The response came more slowly. “Yes, sir.” The eyes narrowed and looked away as she added, “No harm done, I’m sure, sir.”
“Right. That’s enough pussy-footing about, Rose. I want you to tell me what exactly was not normal about that room when you did it out. I have to tell you that Ben and I inspected it last night. I’m pretty sure I know what went on in there—I would be interested to hear your confirmation. And—hear this, Rosie—I usually work in the stews of East London. You can say nothing that could possibly shock me.”

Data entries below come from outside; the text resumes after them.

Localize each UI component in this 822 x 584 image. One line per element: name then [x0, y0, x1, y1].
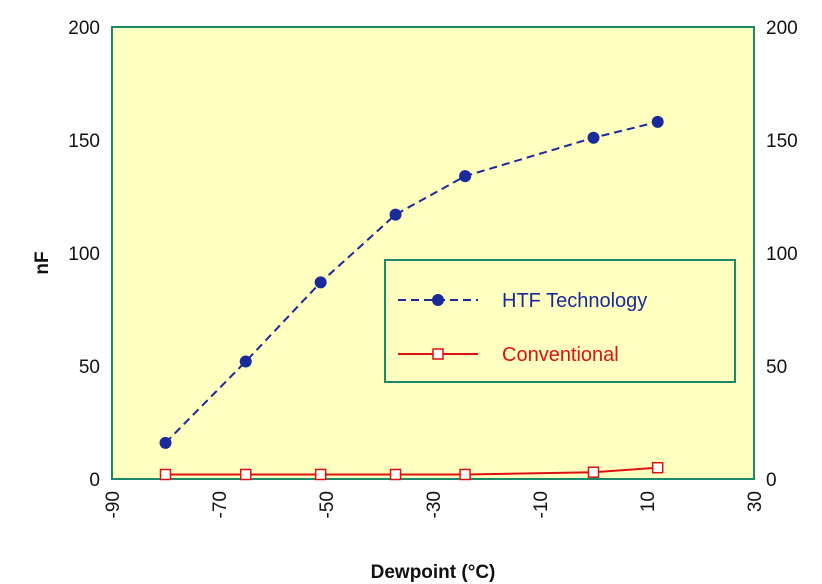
data-point — [159, 436, 172, 449]
y-tick-label-right: 100 — [766, 244, 798, 265]
data-point — [651, 115, 664, 128]
plot-area — [111, 26, 755, 480]
data-point — [587, 131, 600, 144]
y-axis-title: nF — [32, 251, 53, 274]
y-tick-label-left: 150 — [68, 131, 100, 152]
x-tick-label: -90 — [103, 491, 124, 518]
data-point — [651, 461, 664, 474]
y-tick-label-right: 150 — [766, 131, 798, 152]
x-tick-label: -70 — [210, 491, 231, 518]
data-point — [314, 276, 327, 289]
legend-marker — [432, 294, 444, 306]
x-tick-label: -50 — [317, 491, 338, 518]
y-tick-label-right: 200 — [766, 18, 798, 39]
y-tick-label-left: 50 — [79, 357, 100, 378]
data-point — [389, 208, 402, 221]
legend-label: HTF Technology — [502, 290, 647, 312]
x-axis: -90 -70 -50 -30 -10 10 30 — [103, 491, 766, 518]
legend-box — [384, 259, 736, 383]
data-point — [314, 468, 327, 481]
legend-label: Conventional — [502, 344, 619, 366]
series-layer — [159, 115, 664, 481]
series-htf-technology — [159, 115, 664, 449]
legend-item: Conventional — [398, 344, 619, 366]
data-point — [240, 468, 252, 481]
data-point — [159, 468, 172, 481]
legend-item: HTF Technology — [398, 290, 647, 312]
legend-marker — [432, 348, 444, 360]
legend: HTF Technology Conventional — [384, 259, 736, 383]
x-tick-label: -10 — [531, 491, 552, 518]
data-point — [459, 170, 472, 183]
y-tick-label-left: 100 — [68, 244, 100, 265]
x-tick-label: 10 — [638, 491, 659, 512]
x-tick-label: 30 — [745, 491, 766, 512]
y-tick-label-right: 0 — [766, 470, 777, 491]
y-axis-left: 0 50 100 150 200 — [68, 18, 100, 491]
series-conventional — [159, 461, 664, 481]
data-point — [459, 468, 471, 481]
y-tick-label-right: 50 — [766, 357, 787, 378]
y-tick-label-left: 0 — [89, 470, 100, 491]
y-tick-label-left: 200 — [68, 18, 100, 39]
data-point — [587, 466, 600, 478]
y-axis-right: 0 50 100 150 200 — [766, 18, 798, 491]
data-point — [389, 468, 402, 481]
data-point — [239, 355, 252, 368]
x-axis-title: Dewpoint (°C) — [371, 562, 496, 583]
x-tick-label: -30 — [424, 491, 445, 518]
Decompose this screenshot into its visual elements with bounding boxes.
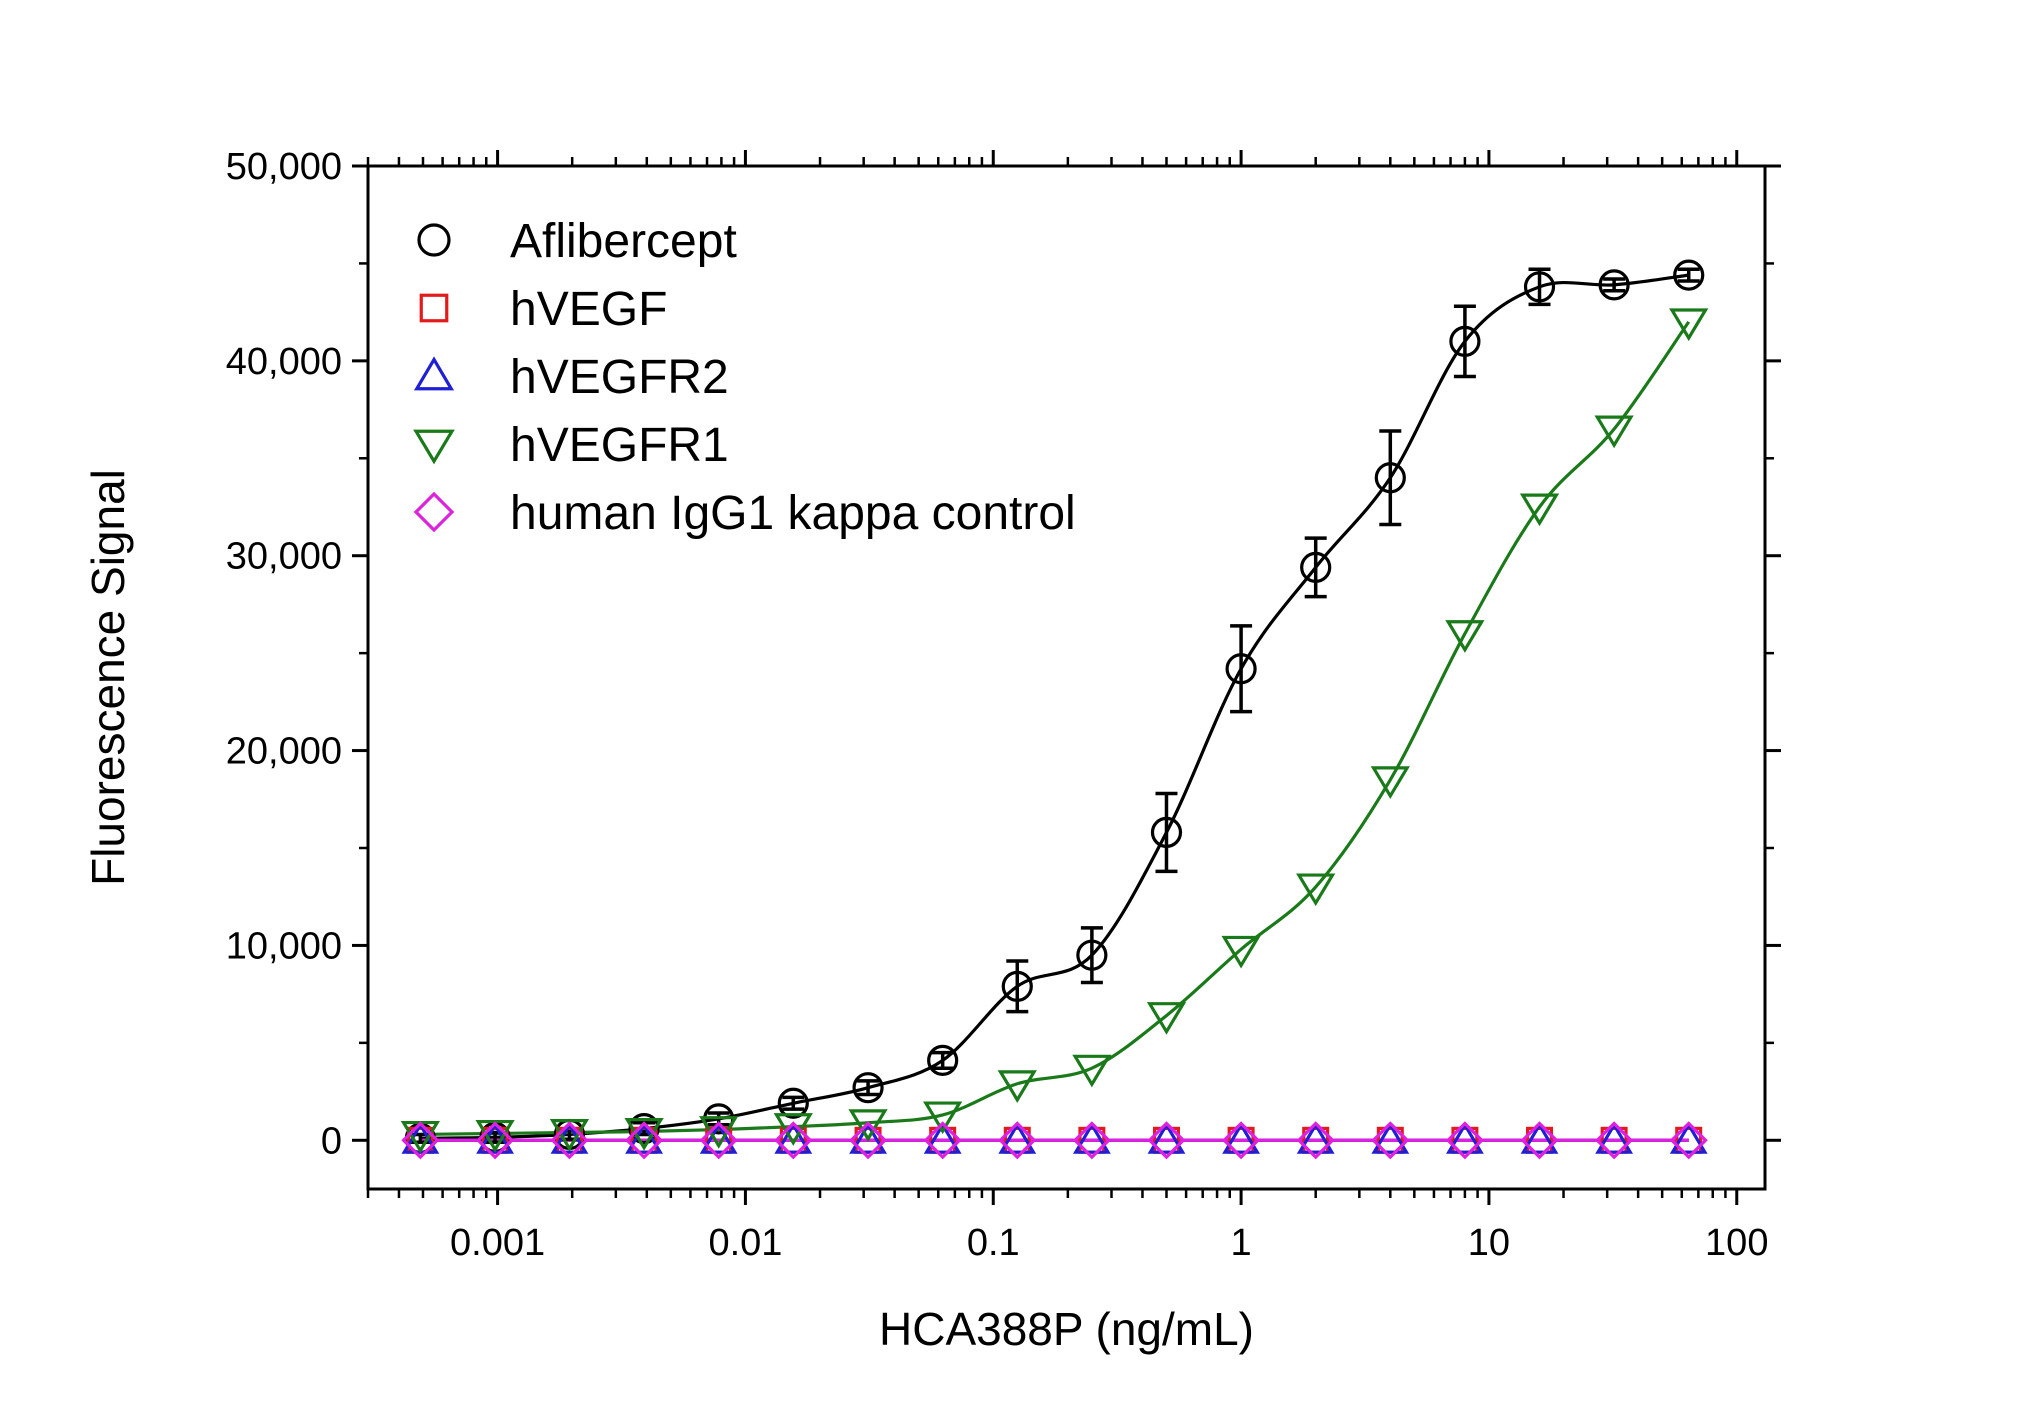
human-igg1-kappa-control-point (1222, 1121, 1261, 1160)
x-tick-label: 0.01 (708, 1222, 782, 1264)
human-igg1-kappa-control-point (1296, 1121, 1335, 1160)
hvegfr2-point (998, 1121, 1037, 1154)
y-tick-label: 40,000 (226, 341, 342, 383)
legend: Aflibercept hVEGF hVEGFR2 hVEGFR1 human IgG1… (413, 215, 1076, 540)
hvegfr2-point (1446, 1121, 1484, 1154)
hvegfr2-point (1072, 1121, 1111, 1154)
human-igg1-kappa-control-point (998, 1121, 1037, 1160)
axis-ticks (352, 150, 1781, 1205)
legend-label-hvegfr1: hVEGFR1 (510, 419, 729, 472)
x-tick-label: 1 (1231, 1222, 1252, 1264)
hvegfr2-point (774, 1121, 813, 1154)
legend-label-hvegf: hVEGF (510, 283, 667, 336)
y-axis-title: Fluorescence Signal (82, 469, 134, 886)
legend-marker-hvegfr1 (413, 429, 455, 465)
aflibercept-point (777, 1087, 809, 1119)
hvegfr1-point (1146, 1002, 1187, 1035)
aflibercept-point (1150, 816, 1183, 849)
aflibercept-point (1225, 653, 1257, 685)
legend-marker-aflibercept (417, 223, 451, 257)
legend-label-hvegfr2: hVEGFR2 (510, 351, 729, 404)
hvegfr1-point (1370, 766, 1410, 800)
aflibercept-point (1449, 325, 1481, 357)
hvegfr2-point (849, 1121, 887, 1154)
human-igg1-kappa-control-point (849, 1121, 888, 1160)
aflibercept-point (852, 1072, 884, 1104)
hvegfr2-point (550, 1121, 589, 1154)
plot-frame (366, 164, 1767, 1191)
aflibercept-point (1598, 269, 1630, 301)
hvegfr2-point (1595, 1121, 1634, 1154)
hvegfr2-point (699, 1121, 738, 1154)
hvegfr1-point (848, 1109, 888, 1142)
human-igg1-kappa-control-point (550, 1121, 589, 1160)
hvegfr1-point (549, 1118, 590, 1152)
legend-label-aflibercept: Aflibercept (510, 215, 737, 268)
hvegfr2-point (1147, 1121, 1186, 1154)
aflibercept-point (1374, 462, 1406, 494)
hvegfr2-point (1669, 1121, 1708, 1154)
aflibercept-point (1523, 271, 1556, 303)
hvegfr1-point (997, 1070, 1037, 1103)
hvegfr1-point (923, 1101, 963, 1135)
aflibercept-point (628, 1112, 660, 1145)
human-igg1-kappa-control-point (923, 1121, 962, 1160)
y-tick-labels: 0 10,000 20,000 30,000 40,000 50,000 (226, 146, 342, 1162)
human-igg1-kappa-control-point (401, 1121, 440, 1160)
human-igg1-kappa-control-point (699, 1121, 738, 1160)
legend-marker-hvegf (419, 293, 449, 323)
hvegfr2-point (625, 1121, 663, 1154)
data-markers (400, 259, 1709, 1160)
hvegfr1-point (773, 1113, 813, 1146)
hvegfr1-point (1594, 415, 1634, 449)
hvegfr2-point (1222, 1121, 1260, 1154)
hvegfr1-point (1072, 1054, 1112, 1088)
y-tick-label: 10,000 (226, 925, 342, 967)
aflibercept-point (1076, 939, 1108, 971)
hvegfr1-point (1221, 935, 1261, 969)
aflibercept-point (1673, 259, 1705, 291)
human-igg1-kappa-control-point (1147, 1121, 1186, 1160)
aflibercept-fit-line (420, 273, 1689, 1140)
hvegfr2-point (1371, 1121, 1410, 1154)
hvegfr1-point (1296, 873, 1336, 907)
hvegfr2-point (1520, 1121, 1559, 1154)
human-igg1-kappa-control-point (774, 1121, 813, 1160)
human-igg1-kappa-control-point (625, 1121, 664, 1160)
x-tick-labels: 0.001 0.01 0.1 1 10 100 (450, 1222, 1768, 1264)
human-igg1-kappa-control-point (1371, 1121, 1410, 1160)
hvegfr1-point (1519, 493, 1560, 527)
hvegfr2-point (1296, 1121, 1335, 1154)
aflibercept-point (1300, 551, 1332, 584)
hvegfr1-point (1669, 308, 1709, 342)
fit-curves (420, 273, 1691, 1142)
y-tick-label: 0 (321, 1120, 342, 1162)
hvegfr2-point (923, 1121, 962, 1154)
legend-marker-hvegfr2 (413, 356, 455, 391)
x-tick-label: 0.1 (967, 1222, 1020, 1264)
human-igg1-kappa-control-point (476, 1121, 515, 1160)
x-tick-label: 10 (1468, 1222, 1510, 1264)
y-tick-label: 30,000 (226, 536, 342, 578)
legend-marker-human-igg1-kappa-control (413, 491, 455, 533)
human-igg1-kappa-control-point (1669, 1121, 1708, 1160)
human-igg1-kappa-control-point (1445, 1121, 1484, 1160)
y-tick-label: 20,000 (226, 731, 342, 773)
human-igg1-kappa-control-point (1072, 1121, 1111, 1160)
hvegfr1-point (1445, 620, 1485, 653)
legend-label-human-igg1-kappa-control: human IgG1 kappa control (510, 487, 1076, 540)
x-tick-label: 100 (1705, 1222, 1768, 1264)
y-tick-label: 50,000 (226, 146, 342, 188)
human-igg1-kappa-control-point (1520, 1121, 1559, 1160)
x-axis-title: HCA388P (ng/mL) (879, 1303, 1254, 1355)
aflibercept-point (927, 1044, 959, 1076)
x-tick-label: 0.001 (450, 1222, 545, 1264)
aflibercept-point (1001, 970, 1033, 1002)
human-igg1-kappa-control-point (1595, 1121, 1634, 1160)
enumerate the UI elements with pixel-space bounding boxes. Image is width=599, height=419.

He listened to her brief account. She wasted no time on unnecessary detail or speculation and he realised that she’d rehearsed this speech in her mind before delivering it. She’d clearly been concerned and remained puzzled by what she’d discovered. Joe, on the other hand, believed he now had a clear idea of what had gone on that April night. He allowed himself a grim smile. For possibly the first time ever in what had been a seven-year struggle with Dorcas, he thought he had the advantage of her. What would she choose to feed him? Truth or lies?
“Rosie, your information is secure with me. Thank you for your openness and your clarity. I’ve heard less concise speeches from King’s Counsel in court at the Old Bailey!”